The many roles of photographic images in our personal lives are affected profoundly by new systems of image production, distribution, and programming. As photographs circulate in online realms—on social media and through digital platforms, where they are shaped and affected both by human decisions and algorithms—can we discern a feminist approach? This panel will address the intersections of images, technology, and gender in both art and daily life. Watch the Gender and Imaging in the Online Realm panel on Vimeo.

12:00pm Lunch Break
1:00pm Panel: Women of Latin American Film
Moderated by Michelle Farrell, Assistant Professor of Spanish and Portuguese, Fairfield University, CT, with panelists: Diana Vargas, Artistic Director, Havana Film Festival New York; Laura Gómez, Director and Actor, New York; and Ana Katz, Writer, Director, Actor, Buenos Aires, Argentina.

Panelists address the complexities and limitations of the category “women’s film,” particularly through the lens of Latin American films made by women filmmakers and scriptwriters.
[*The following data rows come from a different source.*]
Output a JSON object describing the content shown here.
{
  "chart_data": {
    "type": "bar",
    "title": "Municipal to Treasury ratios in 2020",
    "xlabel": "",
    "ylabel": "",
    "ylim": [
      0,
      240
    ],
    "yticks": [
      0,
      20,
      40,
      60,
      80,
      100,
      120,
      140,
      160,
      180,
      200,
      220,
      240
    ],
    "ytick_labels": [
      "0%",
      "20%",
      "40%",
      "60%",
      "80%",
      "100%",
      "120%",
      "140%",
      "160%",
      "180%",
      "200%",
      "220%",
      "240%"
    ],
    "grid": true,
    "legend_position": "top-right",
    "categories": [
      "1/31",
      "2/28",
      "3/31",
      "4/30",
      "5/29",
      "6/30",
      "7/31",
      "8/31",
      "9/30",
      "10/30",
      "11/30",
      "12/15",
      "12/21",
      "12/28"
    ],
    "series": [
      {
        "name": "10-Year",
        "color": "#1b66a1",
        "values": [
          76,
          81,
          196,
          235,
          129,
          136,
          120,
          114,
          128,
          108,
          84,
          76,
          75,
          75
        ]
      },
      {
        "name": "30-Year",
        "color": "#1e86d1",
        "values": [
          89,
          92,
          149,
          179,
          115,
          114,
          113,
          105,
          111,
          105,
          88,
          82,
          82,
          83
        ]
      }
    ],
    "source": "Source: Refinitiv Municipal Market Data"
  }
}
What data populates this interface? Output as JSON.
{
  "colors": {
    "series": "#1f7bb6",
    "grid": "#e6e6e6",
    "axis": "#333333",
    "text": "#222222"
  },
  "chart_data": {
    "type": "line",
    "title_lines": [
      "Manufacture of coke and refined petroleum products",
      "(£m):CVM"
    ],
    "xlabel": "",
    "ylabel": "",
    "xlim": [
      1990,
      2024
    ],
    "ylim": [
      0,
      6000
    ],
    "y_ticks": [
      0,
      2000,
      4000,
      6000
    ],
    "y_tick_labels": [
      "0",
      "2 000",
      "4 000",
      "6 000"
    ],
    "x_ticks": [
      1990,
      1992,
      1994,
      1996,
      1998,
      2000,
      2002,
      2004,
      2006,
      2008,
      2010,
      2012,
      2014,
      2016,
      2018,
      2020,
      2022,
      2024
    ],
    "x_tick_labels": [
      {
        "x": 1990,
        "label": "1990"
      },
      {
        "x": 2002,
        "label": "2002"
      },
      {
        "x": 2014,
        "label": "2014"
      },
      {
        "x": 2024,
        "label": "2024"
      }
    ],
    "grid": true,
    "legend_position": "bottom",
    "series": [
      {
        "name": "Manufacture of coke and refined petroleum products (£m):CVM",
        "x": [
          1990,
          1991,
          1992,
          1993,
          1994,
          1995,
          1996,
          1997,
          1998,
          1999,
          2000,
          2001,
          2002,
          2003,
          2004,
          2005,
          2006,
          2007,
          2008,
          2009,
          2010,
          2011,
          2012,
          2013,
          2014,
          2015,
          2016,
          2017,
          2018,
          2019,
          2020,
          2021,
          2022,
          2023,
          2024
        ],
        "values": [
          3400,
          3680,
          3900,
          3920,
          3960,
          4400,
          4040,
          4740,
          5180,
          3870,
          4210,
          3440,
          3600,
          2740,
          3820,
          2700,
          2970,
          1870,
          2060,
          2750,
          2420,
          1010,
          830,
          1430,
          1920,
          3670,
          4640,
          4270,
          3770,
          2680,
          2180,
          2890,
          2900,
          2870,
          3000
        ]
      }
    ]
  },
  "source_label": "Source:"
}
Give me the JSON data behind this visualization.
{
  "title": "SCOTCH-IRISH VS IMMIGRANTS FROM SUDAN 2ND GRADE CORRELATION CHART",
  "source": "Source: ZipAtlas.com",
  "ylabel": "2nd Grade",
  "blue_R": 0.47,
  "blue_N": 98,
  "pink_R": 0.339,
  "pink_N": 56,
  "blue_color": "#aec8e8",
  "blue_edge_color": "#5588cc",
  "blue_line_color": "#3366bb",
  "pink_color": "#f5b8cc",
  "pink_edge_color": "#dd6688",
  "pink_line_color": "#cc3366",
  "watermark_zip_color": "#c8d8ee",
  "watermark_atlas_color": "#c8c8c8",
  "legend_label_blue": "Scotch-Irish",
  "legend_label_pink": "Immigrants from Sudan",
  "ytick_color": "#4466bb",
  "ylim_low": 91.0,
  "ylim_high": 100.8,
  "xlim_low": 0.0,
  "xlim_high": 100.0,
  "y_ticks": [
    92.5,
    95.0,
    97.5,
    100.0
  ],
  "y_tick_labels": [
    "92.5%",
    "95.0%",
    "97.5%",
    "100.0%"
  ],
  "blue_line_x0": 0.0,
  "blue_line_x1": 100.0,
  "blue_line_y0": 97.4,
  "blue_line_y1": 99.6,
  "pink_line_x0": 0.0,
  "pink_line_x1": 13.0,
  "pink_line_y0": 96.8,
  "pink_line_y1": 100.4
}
Two aspects of “women’s film” will be explored: the oversimplified terms of the definition itself, i.e., women writing and directing their own stories; and a less obvious subject, the development of an audience which recognizes women’s voices as distinct based on their female authorship. Watch the Women of Latin American Film panel on Vimeo.

Download the accompanying handout compiled by Michelle Farrell: Women of Latin American Film Handout.pdf

2:00pm Panel: Woman with a Camera
Moderated by Prudence Peiffer, Senior Editor, Artforum, New York, with panelists: Makeda Best, Curator of Photography, Harvard Art Museums, Cambridge, MA; Carmen Winant, Artist and Writer, Assistant Professor of Visual Studies and Contemporary Art History at Columbus College of Art and Design, Columbus, OH, and Dean at the Skowhegan School of Painting and Sculpture, Skowhegan, ME; and Claire Lehmann, Artist, Writer, Curator, New York.

What, if anything, does it mean to be a woman photographer? This panel will reconsider the work of historical figures such as Berenice Abbott and Diane Arbus as well as the contemporary practice of artists such as Anne Collier and Zoe Leonard, probing the paradoxes of the term “woman photographer,” as well as the personal narratives that accompany and complicate the common trope of a woman with a camera. Watch the Woman with a Camera panel on Vimeo.

3:00pm Comment by Aruna D’Souza: Photography in an Intersectional Field

What does it mean to make images post-Ferguson, post-Black Lives Matter, post-Standing Rock, post-Trump, post-pussy hats, post-bathroom bills? This talk will explore ideas of how feminism—in no small part thanks to photography—has not just expanded to embrace other struggles, but has in fact intersected with, and become infinitely more urgent and complicated because of them. Watch Photography in an Intersectional Field, the Comment by Aruna D’Souza on Vimeo.

3:45pm Reception
4:45pm Remarks: Kevin Moore, FotoFocus Artistic Director and Curator
5:00pm Keynote Conversation with Tabitha Soren and Justine Kurland: Shooting America

Tabitha Soren and Justine Kurland will discuss their means and methods of representing American life, from the heroic efforts (and failures) of baseball stardom to the shambling lives of the dispossessed who struggle to conjure a glimmering dream, and just to get by. Watch Shooting America, the Keynote Conversation with Tabitha Soren and Justine Kurland on Vimeo.